This patch adds an RTL optimization to simplify-rtx.cc to simplify a
vec_select of a vec_select. It's very similar conceptually to yesterday's
patch to simplify a vec_merge of a vec_merge.
A motivating example is the following code on x86_64:
typedef unsigned int v4si __attribute__((vector_size(16)));
v4si foo(v4si vec, int val) {
vec[1] = val;
vec[2] = val;
return vec;
}
with -O2, GCC currently generates the following code:
foo: movd %edi, %xmm1
pshufd $225, %xmm0, %xmm0 // swap elements 0 and 1
movss %xmm1, %xmm0 // overwrite element 0
pshufd $225, %xmm0, %xmm0 // swap elements 0 and 1
pshufd $198, %xmm0, %xmm0 // swap elements 0 and 2
movss %xmm1, %xmm0 // overwrite element 0
pshufd $198, %xmm0, %xmm0 // swap elements 0 and 2
Notice there a two consecutive pshufd instructions, permuting the
same register. During combine, we see:
Trying 11 -> 14:
11: r103:V4SI=vec_select(r103:V4SI,parallel)
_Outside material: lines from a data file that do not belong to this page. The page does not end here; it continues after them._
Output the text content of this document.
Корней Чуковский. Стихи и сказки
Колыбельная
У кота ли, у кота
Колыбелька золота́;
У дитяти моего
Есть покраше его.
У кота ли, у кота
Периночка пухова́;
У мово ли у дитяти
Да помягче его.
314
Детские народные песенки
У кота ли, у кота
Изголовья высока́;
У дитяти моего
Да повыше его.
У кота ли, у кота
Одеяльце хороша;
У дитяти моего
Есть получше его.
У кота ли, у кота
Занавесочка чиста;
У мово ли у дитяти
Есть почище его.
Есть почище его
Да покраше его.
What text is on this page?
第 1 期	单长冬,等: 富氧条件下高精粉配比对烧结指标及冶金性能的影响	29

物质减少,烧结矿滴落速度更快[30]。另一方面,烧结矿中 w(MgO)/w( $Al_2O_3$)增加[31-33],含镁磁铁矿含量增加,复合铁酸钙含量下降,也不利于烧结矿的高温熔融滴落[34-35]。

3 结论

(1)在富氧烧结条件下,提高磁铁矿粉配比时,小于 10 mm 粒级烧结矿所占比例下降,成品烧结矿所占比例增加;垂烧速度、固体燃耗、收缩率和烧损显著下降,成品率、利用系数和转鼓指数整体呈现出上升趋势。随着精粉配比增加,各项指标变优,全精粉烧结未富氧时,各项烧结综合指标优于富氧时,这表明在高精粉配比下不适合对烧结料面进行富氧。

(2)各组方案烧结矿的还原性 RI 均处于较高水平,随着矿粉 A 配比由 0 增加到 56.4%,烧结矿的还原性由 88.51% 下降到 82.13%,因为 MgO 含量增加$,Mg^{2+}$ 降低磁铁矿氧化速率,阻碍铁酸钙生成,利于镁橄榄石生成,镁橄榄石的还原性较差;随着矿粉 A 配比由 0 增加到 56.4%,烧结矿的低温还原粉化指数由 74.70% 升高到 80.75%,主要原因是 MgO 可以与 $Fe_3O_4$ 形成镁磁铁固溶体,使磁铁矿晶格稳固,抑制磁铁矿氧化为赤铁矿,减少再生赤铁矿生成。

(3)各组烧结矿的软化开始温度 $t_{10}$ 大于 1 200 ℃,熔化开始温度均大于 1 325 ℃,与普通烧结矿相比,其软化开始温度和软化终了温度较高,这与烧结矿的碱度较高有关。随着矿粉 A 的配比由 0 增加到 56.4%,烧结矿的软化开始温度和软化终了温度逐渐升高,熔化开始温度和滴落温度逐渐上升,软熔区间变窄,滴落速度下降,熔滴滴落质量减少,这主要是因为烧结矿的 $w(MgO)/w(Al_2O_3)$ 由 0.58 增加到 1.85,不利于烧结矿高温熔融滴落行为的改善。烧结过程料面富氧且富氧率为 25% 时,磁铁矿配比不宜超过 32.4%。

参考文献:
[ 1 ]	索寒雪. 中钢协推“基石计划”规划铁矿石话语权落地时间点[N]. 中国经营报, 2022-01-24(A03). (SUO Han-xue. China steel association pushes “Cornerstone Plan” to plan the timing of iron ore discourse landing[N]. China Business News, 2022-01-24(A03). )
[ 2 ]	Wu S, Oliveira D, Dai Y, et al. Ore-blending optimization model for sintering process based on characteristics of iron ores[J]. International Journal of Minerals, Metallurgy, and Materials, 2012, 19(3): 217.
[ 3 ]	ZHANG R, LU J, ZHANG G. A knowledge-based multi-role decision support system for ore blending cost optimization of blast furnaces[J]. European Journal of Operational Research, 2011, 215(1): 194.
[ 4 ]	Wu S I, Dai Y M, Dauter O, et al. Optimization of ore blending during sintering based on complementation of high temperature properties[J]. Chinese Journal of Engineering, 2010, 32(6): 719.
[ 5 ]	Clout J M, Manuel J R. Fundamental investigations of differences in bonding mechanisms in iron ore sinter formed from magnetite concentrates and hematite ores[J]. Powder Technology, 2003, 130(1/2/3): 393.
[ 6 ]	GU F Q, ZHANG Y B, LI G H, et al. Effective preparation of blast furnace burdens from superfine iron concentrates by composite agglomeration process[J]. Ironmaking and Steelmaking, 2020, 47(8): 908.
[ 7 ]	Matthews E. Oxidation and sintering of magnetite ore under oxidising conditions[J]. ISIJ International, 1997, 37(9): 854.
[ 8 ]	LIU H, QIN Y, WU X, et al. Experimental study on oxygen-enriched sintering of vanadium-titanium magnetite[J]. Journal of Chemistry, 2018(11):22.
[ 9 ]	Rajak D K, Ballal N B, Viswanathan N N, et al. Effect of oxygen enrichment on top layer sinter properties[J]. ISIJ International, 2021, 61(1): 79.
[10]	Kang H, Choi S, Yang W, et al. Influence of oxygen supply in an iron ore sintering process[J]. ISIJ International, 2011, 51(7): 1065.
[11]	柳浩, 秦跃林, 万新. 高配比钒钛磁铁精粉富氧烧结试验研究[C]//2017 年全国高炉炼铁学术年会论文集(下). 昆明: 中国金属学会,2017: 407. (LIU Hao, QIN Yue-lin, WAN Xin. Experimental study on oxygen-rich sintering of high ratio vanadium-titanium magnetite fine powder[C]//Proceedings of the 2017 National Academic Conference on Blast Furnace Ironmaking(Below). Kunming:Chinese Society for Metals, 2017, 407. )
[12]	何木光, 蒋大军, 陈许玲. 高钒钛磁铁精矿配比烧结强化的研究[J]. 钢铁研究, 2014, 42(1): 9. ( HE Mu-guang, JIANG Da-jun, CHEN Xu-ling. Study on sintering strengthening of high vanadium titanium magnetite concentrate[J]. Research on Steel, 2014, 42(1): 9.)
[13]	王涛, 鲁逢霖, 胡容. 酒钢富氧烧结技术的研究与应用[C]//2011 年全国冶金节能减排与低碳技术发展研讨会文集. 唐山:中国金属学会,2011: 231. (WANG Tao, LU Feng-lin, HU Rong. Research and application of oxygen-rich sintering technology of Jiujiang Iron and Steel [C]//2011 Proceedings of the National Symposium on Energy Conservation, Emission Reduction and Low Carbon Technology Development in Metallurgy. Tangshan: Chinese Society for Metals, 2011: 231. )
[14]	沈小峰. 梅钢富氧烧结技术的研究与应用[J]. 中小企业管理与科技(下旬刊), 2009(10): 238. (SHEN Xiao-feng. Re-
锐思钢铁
14: r105:V4SI=vec_select(r103:V4SI,parallel)
REG_DEAD r103:V4SI
Failed to match this instruction:
(set (reg:V4SI 105 [ vec_5 ])
(vec_select:V4SI (vec_select:V4SI (reg:V4SI 103 [ vec_4 ])
(parallel [
(const_int 1 [0x1])
(const_int 0 [0])
(const_int 2 [0x2])
(const_int 3 [0x3])
]))
(parallel [
(const_int 2 [0x2])
(const_int 1 [0x1])
(const_int 0 [0])
(const_int 3 [0x3])
])))
Clearly a permutation of a permutation is another permutation, so
the above expression can be simplified/canonicalized. Conveniently
there's already code in simplify_rtx to spot that a vec_select of
vec_select is an identity, this patch extends that functionality to
simplify a vec_select of a vec_select to a single vec_select.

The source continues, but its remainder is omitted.